Unintended consequences

Changing any non-trivial program will almost invariably have unintended consequences. Nowhere is this more readily apparent than when you’re modifying a program that has multiple threads. A change in the behavior of one part of the program will change the way that it communicates with other threads–either directly in thread-to-thread messages or indirectly in the thread’s data access pattern. Assumptions about usage patterns creep in to the code, usually inadvertently, and when those assumptions are no longer true, all manner of odd things happen.

These things are usually obvious after the fact. For example, I have a program that loads a list of items from disk into a queue, and then begins processing those items. The program has many different threads that do various things, and it can process hundreds of items concurrently. Recently I got the brilliant idea of loading the queue asynchronously so that the program can begin processing items immediately. No reason, I thought, to wait the few minutes to load 10 million items before I start processing.

It was a fairly easy change to spawn a loader thread, and I had everything working again in a few minutes. I started the program, the loader thread began loading, and immediately my worker threads started processing items. All was well with the world and I congratulated myself on a job well done.

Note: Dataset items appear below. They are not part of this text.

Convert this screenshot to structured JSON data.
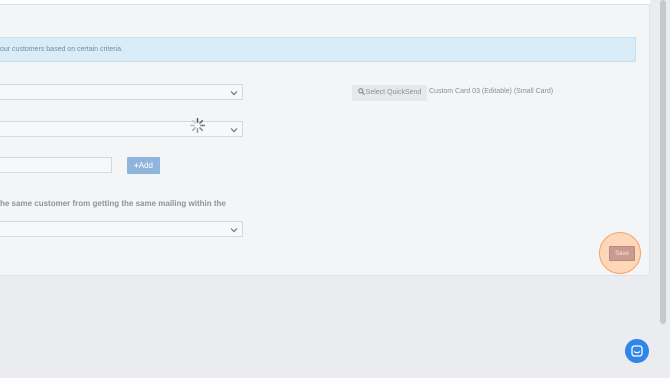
{
  "info_banner": {
    "text": "our customers based on certain criteria."
  },
  "quicksend": {
    "button_label": "Select QuickSend",
    "card_name": "Custom Card 03 (Editable) (Small Card)"
  },
  "add_button": {
    "label": "Add"
  },
  "section_heading": {
    "text": "he same customer from getting the same mailing within the"
  },
  "save_button": {
    "label": "Save"
  },
  "icons": {
    "search": "search-icon",
    "plus": "plus-icon",
    "chevron": "chevron-down-icon",
    "spinner": "loading-spinner-icon",
    "chat": "chat-icon"
  },
  "colors": {
    "info_bg": "#d9ecf7",
    "add_button": "#8fb5dc",
    "save_highlight": "#fcd7b8",
    "save_button": "#c99c8f",
    "chat_button": "#2f86e8"
  }
}
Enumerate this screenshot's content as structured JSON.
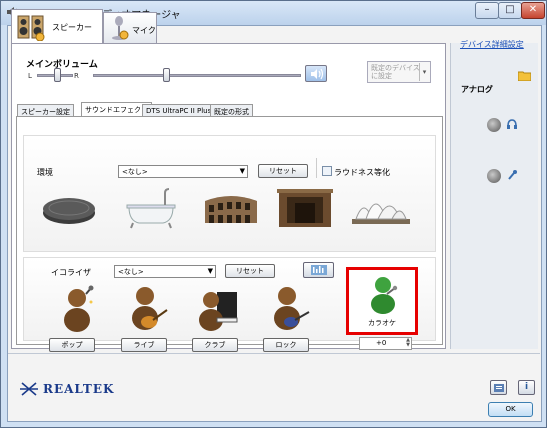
{
  "window": {
    "title": "Realtek HD オーディオマネージャ",
    "controls": {
      "minimize": "–",
      "maximize": "□",
      "close": "✕"
    }
  },
  "device_tabs": [
    {
      "label": "スピーカー",
      "selected": true,
      "icon": "speaker-icon"
    },
    {
      "label": "マイク",
      "selected": false,
      "icon": "microphone-icon"
    }
  ],
  "main_volume": {
    "title": "メインボリューム",
    "left_label": "L",
    "right_label": "R",
    "balance": 0.45,
    "level": 0.6
  },
  "default_device": {
    "label": "既定のデバイス\nに設定"
  },
  "sub_tabs": [
    {
      "label": "スピーカー設定",
      "selected": false
    },
    {
      "label": "サウンドエフェクト",
      "selected": true
    },
    {
      "label": "DTS UltraPC II Plus",
      "selected": false
    },
    {
      "label": "既定の形式",
      "selected": false
    }
  ],
  "environment": {
    "label": "環境",
    "value": "<なし>",
    "reset_label": "リセット",
    "loudness_label": "ラウドネス等化",
    "loudness_checked": false,
    "presets": [
      "stone-floor-icon",
      "bathtub-icon",
      "colosseum-icon",
      "stone-corridor-icon",
      "opera-house-icon"
    ]
  },
  "equalizer": {
    "label": "イコライザ",
    "value": "<なし>",
    "reset_label": "リセット",
    "presets": [
      {
        "label": "ポップ",
        "icon": "pop-singer-icon"
      },
      {
        "label": "ライブ",
        "icon": "guitar-player-icon"
      },
      {
        "label": "クラブ",
        "icon": "piano-player-icon"
      },
      {
        "label": "ロック",
        "icon": "rock-guitar-icon"
      }
    ],
    "karaoke": {
      "label": "カラオケ",
      "value": "+0"
    }
  },
  "side": {
    "advanced_link": "デバイス詳細設定",
    "analog_label": "アナログ"
  },
  "footer": {
    "brand": "REALTEK",
    "ok_label": "OK"
  }
}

But there’s a twist. You see, in processing items, the worker threads put even more items in the queue. There’s a process that prunes the queue from time to time so that it doesn’t grow without bounds, but the key here is that when it comes time to shut down the program I need to save the queue state so that I can pick up where I left off next time the program starts. Still no problem, right?

Unless I try to shut down the program before it’s finished loading the queue. In that case, bad things happen. If I just assume that the loader is done, then the code that writes the queue to disk will fail when it tries to open the file for writing because the loader has it locked already. If I code the loader thread to see the shutdown message and stop loading, then the current contents of the queue in memory will overwrite the queue on disk–causing me to lose anything that wasn’t already loaded.

The only solution is to allow the loader to finish before trying to save the queue to disk.

In hindsight, of course, this is obvious. But it’s something that a lot of programmers would miss in the initial coding.